Socialism was mankind’s most ambitious attempt to supplant religion with a blueprint for “heaven on earth ” as Moses Hess, mentor to Marx and Engels, put it. Each failure to reach this promised land inspired only further determined attempts: revolution, communes, elections, dictatorship. None worked as envisioned and some exacted terrible tolls. The quest lasted two centuries, then seemed to end with the fall of the Berlin Wall, only to begin anew a generation later. Remarkably, Jews — from Hess to Marx to Trotsky to Rosa Luxemburg to Leon Blum to David Ben-Gurion to Bernie Sanders — headlined this drama. And the closest the world ever came to true socialism was in Israel in the form of kibbutzim. They were essential building blocks of the new state, although once it was secure, they morphed into market-based communities. Heaven on Earth strings together intimate portraits of socialism’s thinkers and doers — and its undertakers – to present an epic chronicle of a movement that aimed to turn the world upside down, did in a way, and may yet do again.
Nonfiction
Heaven on Earth: The Rise, Fall, and Afterlife of Socialism
January 1, 2013
Discussion Questions
Courtesy of Joshua Muravchik
- Why was socialism the most popular political idea in history?

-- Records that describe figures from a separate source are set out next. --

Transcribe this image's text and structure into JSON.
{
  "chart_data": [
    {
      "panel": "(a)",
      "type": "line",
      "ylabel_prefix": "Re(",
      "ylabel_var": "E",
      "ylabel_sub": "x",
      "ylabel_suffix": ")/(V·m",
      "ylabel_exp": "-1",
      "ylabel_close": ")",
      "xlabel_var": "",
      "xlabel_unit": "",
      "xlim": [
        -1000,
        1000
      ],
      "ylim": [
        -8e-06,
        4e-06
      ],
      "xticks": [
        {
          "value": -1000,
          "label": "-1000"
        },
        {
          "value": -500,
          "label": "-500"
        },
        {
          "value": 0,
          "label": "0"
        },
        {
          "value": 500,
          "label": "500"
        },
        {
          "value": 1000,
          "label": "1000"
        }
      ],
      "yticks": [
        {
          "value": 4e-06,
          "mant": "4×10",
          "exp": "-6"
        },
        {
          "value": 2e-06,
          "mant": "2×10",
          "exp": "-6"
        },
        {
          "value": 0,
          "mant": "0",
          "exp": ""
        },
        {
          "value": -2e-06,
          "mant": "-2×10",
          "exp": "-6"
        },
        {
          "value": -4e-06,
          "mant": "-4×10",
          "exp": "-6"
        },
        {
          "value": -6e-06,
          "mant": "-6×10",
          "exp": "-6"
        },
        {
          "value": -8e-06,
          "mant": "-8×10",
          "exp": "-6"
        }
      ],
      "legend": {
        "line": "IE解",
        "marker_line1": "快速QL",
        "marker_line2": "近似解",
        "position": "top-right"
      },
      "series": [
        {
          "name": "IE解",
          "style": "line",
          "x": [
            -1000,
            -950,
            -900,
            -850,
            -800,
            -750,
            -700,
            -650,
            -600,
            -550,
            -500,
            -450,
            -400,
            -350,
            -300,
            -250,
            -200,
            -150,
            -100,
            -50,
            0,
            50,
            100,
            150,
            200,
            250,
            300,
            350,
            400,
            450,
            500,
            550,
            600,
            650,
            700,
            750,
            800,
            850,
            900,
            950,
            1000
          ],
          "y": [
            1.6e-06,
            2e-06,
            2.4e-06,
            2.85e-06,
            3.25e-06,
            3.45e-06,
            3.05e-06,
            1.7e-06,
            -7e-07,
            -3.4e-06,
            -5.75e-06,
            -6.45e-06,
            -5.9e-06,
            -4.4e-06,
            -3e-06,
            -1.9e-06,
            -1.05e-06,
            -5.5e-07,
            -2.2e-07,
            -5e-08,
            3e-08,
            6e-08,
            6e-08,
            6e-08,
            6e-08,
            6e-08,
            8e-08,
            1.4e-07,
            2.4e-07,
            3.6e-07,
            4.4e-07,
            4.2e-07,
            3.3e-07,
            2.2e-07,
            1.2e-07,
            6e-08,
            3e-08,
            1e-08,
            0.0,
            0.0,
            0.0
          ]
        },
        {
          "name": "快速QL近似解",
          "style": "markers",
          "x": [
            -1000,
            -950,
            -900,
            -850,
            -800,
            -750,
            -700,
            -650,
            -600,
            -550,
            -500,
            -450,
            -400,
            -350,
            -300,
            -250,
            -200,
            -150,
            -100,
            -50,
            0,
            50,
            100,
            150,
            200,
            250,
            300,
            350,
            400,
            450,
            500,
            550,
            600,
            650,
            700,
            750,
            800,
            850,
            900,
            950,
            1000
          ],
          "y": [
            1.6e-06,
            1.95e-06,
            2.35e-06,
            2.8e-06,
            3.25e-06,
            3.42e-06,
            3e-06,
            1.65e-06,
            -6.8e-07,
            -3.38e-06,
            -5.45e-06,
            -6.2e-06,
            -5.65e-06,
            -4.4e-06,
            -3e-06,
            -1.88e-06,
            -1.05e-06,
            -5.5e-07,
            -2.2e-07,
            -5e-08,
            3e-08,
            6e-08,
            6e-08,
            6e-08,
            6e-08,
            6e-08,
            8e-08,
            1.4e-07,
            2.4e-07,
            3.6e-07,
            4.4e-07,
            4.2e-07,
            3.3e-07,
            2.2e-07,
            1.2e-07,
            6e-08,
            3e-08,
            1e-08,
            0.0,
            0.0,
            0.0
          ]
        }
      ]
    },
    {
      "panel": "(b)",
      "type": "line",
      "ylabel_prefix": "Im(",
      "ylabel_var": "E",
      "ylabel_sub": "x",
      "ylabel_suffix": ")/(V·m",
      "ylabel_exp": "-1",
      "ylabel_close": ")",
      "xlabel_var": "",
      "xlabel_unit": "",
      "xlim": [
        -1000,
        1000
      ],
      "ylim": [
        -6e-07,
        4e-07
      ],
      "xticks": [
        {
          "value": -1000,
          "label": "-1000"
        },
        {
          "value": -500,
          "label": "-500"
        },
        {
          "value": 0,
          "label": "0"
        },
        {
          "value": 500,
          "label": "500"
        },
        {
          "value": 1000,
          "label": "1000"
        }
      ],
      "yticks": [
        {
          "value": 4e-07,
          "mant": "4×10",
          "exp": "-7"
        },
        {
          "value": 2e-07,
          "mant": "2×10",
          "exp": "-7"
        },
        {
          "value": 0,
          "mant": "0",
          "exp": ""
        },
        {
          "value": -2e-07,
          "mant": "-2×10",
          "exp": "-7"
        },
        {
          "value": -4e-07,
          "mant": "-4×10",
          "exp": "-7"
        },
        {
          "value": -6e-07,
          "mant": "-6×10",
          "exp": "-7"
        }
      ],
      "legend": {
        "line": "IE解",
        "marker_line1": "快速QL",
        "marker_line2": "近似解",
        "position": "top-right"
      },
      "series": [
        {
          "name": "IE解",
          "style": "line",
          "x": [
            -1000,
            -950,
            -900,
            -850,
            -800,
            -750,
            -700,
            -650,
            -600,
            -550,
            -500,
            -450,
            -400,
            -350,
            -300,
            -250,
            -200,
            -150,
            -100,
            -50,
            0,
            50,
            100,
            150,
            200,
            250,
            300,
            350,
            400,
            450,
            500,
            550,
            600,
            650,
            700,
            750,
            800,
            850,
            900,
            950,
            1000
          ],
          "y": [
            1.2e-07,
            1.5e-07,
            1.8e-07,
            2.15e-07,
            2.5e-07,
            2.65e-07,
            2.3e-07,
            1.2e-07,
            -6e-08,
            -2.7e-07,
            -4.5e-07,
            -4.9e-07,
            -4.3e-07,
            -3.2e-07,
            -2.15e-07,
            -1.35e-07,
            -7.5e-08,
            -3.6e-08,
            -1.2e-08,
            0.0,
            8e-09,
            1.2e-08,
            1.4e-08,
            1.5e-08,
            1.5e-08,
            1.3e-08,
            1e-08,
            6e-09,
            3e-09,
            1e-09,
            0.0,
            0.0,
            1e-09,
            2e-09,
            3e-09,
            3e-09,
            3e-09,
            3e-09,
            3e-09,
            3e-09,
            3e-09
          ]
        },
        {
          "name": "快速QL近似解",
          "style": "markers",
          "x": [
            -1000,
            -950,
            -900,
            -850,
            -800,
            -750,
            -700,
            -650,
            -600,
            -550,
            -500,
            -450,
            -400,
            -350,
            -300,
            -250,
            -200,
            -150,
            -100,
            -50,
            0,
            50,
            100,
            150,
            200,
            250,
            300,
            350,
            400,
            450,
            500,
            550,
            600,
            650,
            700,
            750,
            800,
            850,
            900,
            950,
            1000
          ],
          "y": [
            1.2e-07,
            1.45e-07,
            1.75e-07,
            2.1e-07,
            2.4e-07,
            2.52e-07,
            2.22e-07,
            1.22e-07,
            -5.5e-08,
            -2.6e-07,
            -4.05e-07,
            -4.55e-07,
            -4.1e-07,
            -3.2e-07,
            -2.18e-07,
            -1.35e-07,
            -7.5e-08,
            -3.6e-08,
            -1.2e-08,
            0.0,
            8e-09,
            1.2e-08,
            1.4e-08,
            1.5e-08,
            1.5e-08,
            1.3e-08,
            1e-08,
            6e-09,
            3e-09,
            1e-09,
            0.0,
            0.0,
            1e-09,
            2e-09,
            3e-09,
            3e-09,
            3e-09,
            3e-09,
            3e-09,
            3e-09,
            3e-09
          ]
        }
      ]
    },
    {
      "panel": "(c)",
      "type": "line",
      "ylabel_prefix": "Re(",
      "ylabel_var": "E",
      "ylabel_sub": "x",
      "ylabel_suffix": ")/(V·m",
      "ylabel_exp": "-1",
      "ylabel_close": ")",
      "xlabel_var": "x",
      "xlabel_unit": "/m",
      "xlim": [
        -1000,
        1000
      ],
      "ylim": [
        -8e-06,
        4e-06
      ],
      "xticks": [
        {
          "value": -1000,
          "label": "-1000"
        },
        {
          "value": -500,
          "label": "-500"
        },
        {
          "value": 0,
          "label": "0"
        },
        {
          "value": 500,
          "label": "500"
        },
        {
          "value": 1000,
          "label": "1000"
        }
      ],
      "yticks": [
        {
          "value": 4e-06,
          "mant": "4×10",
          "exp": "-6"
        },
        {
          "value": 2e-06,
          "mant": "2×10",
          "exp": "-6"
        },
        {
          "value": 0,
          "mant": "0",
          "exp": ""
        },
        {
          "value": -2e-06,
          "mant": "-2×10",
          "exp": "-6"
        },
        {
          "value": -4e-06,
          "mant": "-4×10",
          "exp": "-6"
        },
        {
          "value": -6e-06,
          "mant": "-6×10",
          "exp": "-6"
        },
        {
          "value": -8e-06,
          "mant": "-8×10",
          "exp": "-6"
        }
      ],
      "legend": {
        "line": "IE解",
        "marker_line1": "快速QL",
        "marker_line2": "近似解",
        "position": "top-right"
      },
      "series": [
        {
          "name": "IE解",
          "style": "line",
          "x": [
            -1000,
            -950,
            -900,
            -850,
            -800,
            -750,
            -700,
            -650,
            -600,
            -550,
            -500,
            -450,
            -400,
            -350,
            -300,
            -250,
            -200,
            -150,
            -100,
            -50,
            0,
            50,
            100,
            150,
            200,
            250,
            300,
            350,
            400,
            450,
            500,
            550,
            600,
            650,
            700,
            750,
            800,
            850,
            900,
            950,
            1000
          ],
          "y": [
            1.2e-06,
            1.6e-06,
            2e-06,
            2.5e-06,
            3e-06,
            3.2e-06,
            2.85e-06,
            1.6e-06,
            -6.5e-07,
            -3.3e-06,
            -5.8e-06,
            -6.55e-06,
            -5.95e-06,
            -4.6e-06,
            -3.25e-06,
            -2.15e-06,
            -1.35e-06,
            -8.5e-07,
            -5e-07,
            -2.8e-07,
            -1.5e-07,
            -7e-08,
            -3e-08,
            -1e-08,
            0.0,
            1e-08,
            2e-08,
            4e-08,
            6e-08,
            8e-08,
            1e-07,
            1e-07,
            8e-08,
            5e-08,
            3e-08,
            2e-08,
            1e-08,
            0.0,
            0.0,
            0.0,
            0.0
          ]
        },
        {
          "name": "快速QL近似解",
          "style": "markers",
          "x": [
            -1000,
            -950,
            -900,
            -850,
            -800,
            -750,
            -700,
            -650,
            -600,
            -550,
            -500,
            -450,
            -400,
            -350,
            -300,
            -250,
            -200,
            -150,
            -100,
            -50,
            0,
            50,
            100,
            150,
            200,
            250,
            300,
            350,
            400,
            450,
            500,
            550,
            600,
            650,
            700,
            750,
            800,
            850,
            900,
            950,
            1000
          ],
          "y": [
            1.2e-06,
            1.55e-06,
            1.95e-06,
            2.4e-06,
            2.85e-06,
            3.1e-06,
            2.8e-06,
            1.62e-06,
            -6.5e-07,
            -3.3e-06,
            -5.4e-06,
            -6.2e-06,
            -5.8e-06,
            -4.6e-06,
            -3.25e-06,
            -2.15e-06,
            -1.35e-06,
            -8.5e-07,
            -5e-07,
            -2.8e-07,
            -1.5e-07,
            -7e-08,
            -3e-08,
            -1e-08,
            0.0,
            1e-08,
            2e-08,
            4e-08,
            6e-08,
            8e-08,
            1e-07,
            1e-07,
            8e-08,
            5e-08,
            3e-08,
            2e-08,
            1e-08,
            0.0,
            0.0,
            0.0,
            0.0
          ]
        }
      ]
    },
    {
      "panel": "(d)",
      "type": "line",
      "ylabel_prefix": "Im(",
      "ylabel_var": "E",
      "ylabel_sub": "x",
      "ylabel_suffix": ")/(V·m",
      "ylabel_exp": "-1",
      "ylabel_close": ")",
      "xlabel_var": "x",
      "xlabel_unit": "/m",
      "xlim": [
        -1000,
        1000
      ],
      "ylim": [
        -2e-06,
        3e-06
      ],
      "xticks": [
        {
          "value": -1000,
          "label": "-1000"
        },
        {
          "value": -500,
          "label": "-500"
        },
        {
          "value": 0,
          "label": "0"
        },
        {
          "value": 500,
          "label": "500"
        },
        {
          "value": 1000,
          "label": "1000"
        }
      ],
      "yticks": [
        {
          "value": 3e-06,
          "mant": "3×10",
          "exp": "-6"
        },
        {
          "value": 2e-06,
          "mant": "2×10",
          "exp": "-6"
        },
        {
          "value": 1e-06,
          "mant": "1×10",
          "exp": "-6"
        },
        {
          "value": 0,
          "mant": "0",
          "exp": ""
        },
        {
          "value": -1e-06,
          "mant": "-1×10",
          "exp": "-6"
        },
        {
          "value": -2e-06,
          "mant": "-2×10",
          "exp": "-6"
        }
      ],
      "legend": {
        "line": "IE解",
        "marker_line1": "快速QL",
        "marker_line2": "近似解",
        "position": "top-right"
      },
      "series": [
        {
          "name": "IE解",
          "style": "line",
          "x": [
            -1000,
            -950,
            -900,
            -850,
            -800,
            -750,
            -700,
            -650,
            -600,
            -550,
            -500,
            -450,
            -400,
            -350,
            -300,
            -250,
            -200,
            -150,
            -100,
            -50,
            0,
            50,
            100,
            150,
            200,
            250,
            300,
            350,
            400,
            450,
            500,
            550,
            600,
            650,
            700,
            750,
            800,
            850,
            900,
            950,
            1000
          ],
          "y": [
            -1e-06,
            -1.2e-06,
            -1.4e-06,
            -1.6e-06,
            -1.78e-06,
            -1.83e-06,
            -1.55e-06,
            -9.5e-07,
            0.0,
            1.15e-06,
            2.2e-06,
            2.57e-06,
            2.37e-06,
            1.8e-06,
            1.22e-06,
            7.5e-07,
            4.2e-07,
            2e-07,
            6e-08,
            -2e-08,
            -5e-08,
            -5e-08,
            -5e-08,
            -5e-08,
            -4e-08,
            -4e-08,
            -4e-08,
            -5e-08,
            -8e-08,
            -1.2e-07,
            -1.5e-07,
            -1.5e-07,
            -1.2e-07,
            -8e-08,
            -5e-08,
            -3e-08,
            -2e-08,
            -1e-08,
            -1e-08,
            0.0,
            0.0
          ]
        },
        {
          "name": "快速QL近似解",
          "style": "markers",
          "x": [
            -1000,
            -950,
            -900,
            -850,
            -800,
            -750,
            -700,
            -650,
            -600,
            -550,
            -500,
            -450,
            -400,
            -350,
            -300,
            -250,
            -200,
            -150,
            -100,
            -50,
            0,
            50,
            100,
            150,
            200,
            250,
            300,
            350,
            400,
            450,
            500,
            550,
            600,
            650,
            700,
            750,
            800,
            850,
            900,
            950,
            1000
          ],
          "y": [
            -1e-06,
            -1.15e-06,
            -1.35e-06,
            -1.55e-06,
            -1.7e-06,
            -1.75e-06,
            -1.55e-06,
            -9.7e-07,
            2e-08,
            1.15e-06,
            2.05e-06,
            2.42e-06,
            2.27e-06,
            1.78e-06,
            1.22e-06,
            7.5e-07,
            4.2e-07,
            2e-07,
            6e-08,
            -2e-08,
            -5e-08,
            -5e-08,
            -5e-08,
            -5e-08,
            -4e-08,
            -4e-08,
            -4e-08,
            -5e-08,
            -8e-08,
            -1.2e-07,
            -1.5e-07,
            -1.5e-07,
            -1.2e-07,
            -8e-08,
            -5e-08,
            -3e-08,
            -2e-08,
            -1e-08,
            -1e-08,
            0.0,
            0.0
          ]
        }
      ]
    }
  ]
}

- Why was it hard to put socialist ideas into practice — apart from Soviet-style Communism, which many socialists saw as a travesty of their ideal?
- Why has the idea of socialism or democratic socialism attracted new interest in recent years after many thought it was dead and buried?
- What is “socialism” anyway?
- Why did Jews play such a large role in the history of socialist movements? Did they see it as an answer to antisemitism and persecution? Was there something in socialist philosophy that evoked deeper Jewish values?
- Why did Zionist pioneers form kibbutzim? How important were the kibbutzim to the creation of Israel? What impact did the rearing of children in group houses on kibbutzim have on family life? On the happiness of the children? On the psychological makeup of the adults who had been raised in this way?
- Why did the kibbutzim move away from pure socialism? Are the kibbutzim still there? How are they structured today? Are there any kibbutzim that still practice pure socialism in the traditional way?
- What do you see as the future of socialism? Will it have a rebirth? Will it be tried in new ways? Will America move in that direction?